Obviously, such a swift resolution will be better implemented over a longer horizon, but the current mismatch is so great that if the total market value of residential real estate grows by 4% per year, home equity would not reach 59% of assets until 2020. Mortgage balances are likely to fall from current levels. The question is whether that will come from principal reductions on existing mortgages or a decline in access to mortgage credit going forward. Part of the reduced access to credit would be welcome, as large down payments would be required to buy homes. But part of the decline would obviously harm would-be borrowers’ ability to own homes – and the political system has historically been unwilling to allow this to occur.

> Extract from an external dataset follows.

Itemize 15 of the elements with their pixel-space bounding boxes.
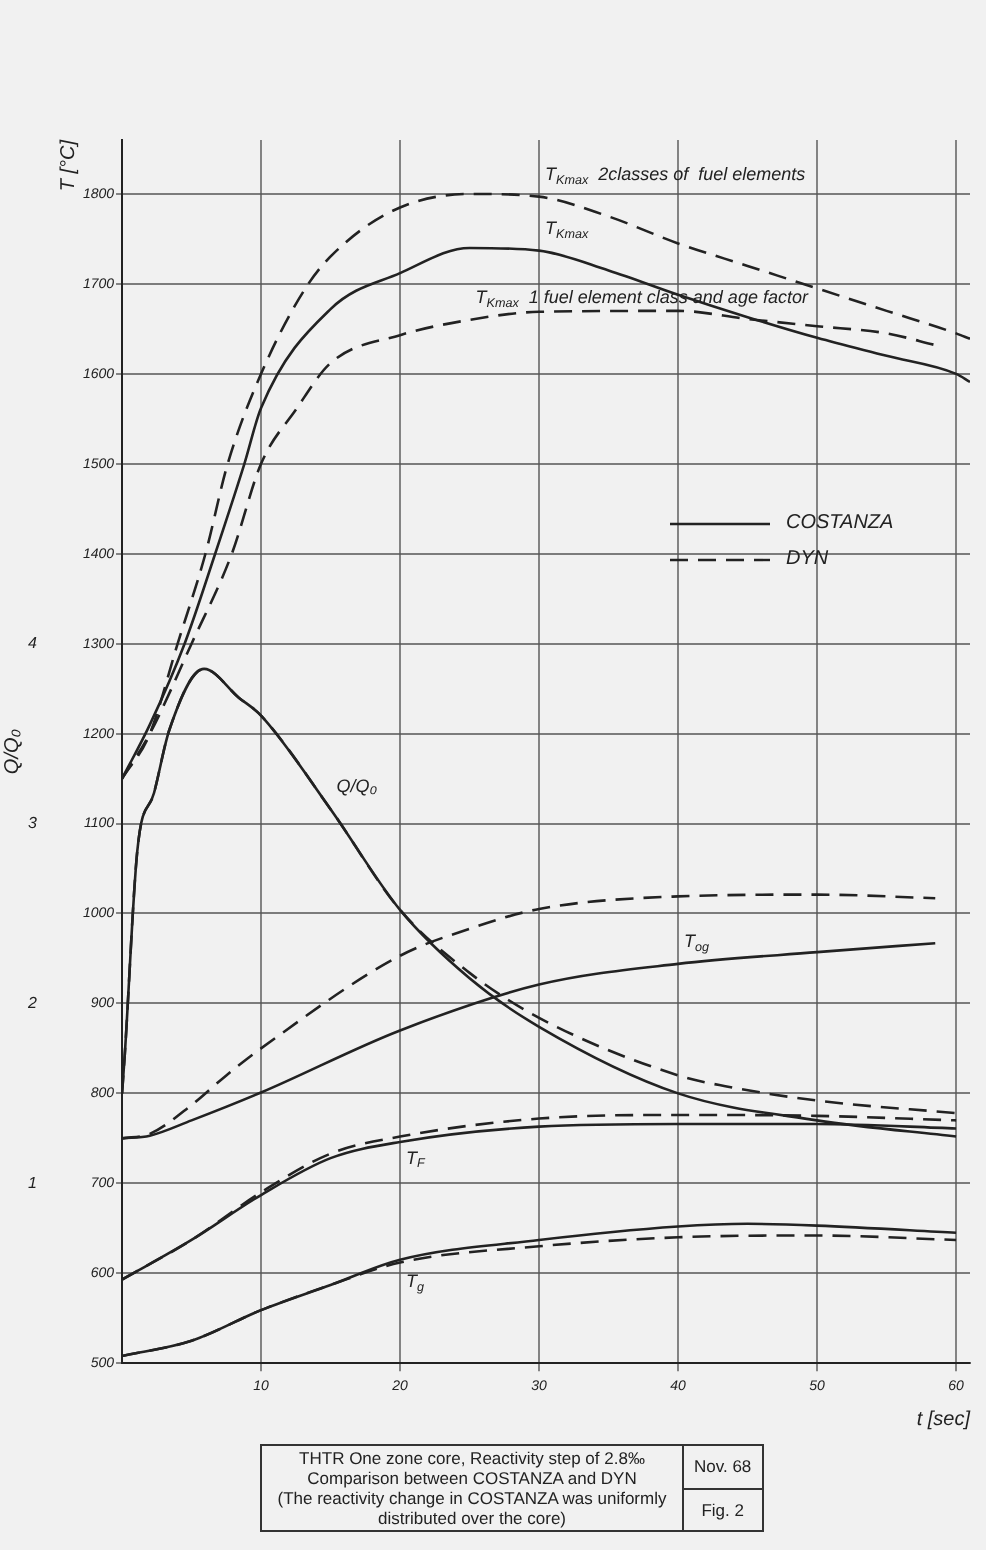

The Obama Administration is right to view principal reductions as the key to reducing foreclosures and limiting bank losses, but the scale of the problem is far larger than the proposed solution. The latest housing bailout plan is unlikely to have any better results than past efforts. Nor is it clear that the small positive benefits from the program outweigh the problems associated with obvious moral hazard of debt forgiveness. The bottom line is that current economic and policy trends point to de facto government ownership of housing market credit obligations for the rest of the decade.